I once saw a T-shirt that proudly declared, “I put the ‘pro’ in procrastination.” Though most of us won’t admit it, it’s human nature to put off tasks that we don’t really want to do. We all know that “later” always comes sooner than expected.

But this election year, the business community can’t afford to procrastinate. As 12 statewide ballot measures and even more local measures head to voters, the time to pay attention is now.

It’s easy to be distracted by flashy ballot measures, like the initiative to split California into three states or the effort to have year-round Daylight Saving Time in California. Thanks to frontpage coverage by various news outlets, nearly every Californian is talking about these two ballot measures. They’re fun to debate, and yes, they may have an impact on business. But there are some serious measures, which may not be as much fun to debate but will shape California’s economy for decades to come. And it’s these ballot measures which we need to start fighting for or against today.

The war against California’s housing crisis has been waged for decades, and an effort to repeal the protections against rent control in the Costa-Hawkins Act has finally made it onto the ballot. If Proposition 10 passes, local municipalities will be allowed to impose rent control on all types of housing, including single-family homes. We know that rent control reduces the supply of housing, making our housing crisis even worse. Rent control causes rental rates to increase as tenants compete for fewer available units. Developers can do the math: they know that with rent control, their projects simply won’t pencil out. Allowing rent control will restrict investment in our communities, hurt the economy, drive young families out of California and exacerbate the homelessness crisis.

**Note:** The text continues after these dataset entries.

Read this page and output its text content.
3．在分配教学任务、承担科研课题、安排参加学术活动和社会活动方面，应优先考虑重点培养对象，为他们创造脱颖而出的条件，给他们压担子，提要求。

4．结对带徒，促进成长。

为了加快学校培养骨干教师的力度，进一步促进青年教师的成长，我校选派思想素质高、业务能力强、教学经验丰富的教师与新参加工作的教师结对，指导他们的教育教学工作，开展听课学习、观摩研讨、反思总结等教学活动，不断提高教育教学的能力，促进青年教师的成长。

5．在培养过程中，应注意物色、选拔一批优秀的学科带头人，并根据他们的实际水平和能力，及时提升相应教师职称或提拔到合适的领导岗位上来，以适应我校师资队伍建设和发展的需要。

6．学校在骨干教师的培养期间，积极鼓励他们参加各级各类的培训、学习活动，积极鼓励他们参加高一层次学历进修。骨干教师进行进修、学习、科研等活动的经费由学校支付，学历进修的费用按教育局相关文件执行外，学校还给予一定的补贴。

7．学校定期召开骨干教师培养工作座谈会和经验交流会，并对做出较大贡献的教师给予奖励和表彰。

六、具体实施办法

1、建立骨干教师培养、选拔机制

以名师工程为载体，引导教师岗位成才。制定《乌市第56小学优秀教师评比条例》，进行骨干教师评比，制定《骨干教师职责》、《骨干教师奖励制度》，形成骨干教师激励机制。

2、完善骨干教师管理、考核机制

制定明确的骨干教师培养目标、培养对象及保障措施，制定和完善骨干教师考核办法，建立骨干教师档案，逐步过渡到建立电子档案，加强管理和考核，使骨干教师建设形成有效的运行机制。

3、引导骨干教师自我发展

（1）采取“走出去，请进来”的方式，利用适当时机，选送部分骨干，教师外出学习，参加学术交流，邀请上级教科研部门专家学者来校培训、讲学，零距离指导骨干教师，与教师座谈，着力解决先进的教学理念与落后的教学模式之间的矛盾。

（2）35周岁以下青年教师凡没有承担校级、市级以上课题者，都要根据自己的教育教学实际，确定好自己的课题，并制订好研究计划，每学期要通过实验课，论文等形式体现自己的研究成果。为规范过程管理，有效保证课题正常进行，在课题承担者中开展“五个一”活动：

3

Another ballot measure is a partisan attack on critical funding for roads and transportation infrastructure. The San Fernando Valley economy is completely dependent on safe roads and up-to-date transportation infrastructure. The business community fought hard to increase funding for major transportation projects, including the East San Fernando Valley corridor. This funding is threatened by Proposition 6, which tries to stop these projects moving forward.

Of course, there are many more ballot measures, such as an interesting one to allow older homeowners to retain their property tax base when they move. The intent of Proposition 5 is to get more housing stock on the market, opening opportunities for younger families. There are several bond measures, including Proposition 1, which will increase the supply of affordable housing and help veterans purchase homes. Proposition 3 is a carefully considered water bond measure which will ensure a safe and reliable water supply for the Valley.

I haven’t even started with the local measures – another column, I am sure. But I think I’ve made my point. Business needs to stay engaged so we can protect California’s ability to support a world-class economy. We can’t procrastinate. We have to pull together today.

Stuart Waldman is president of the Valley Industry and Commerce Association, a business advocacy organization based in Van Nuys that represents employers in the San Fernando Valley at the local, state and federal levels of government.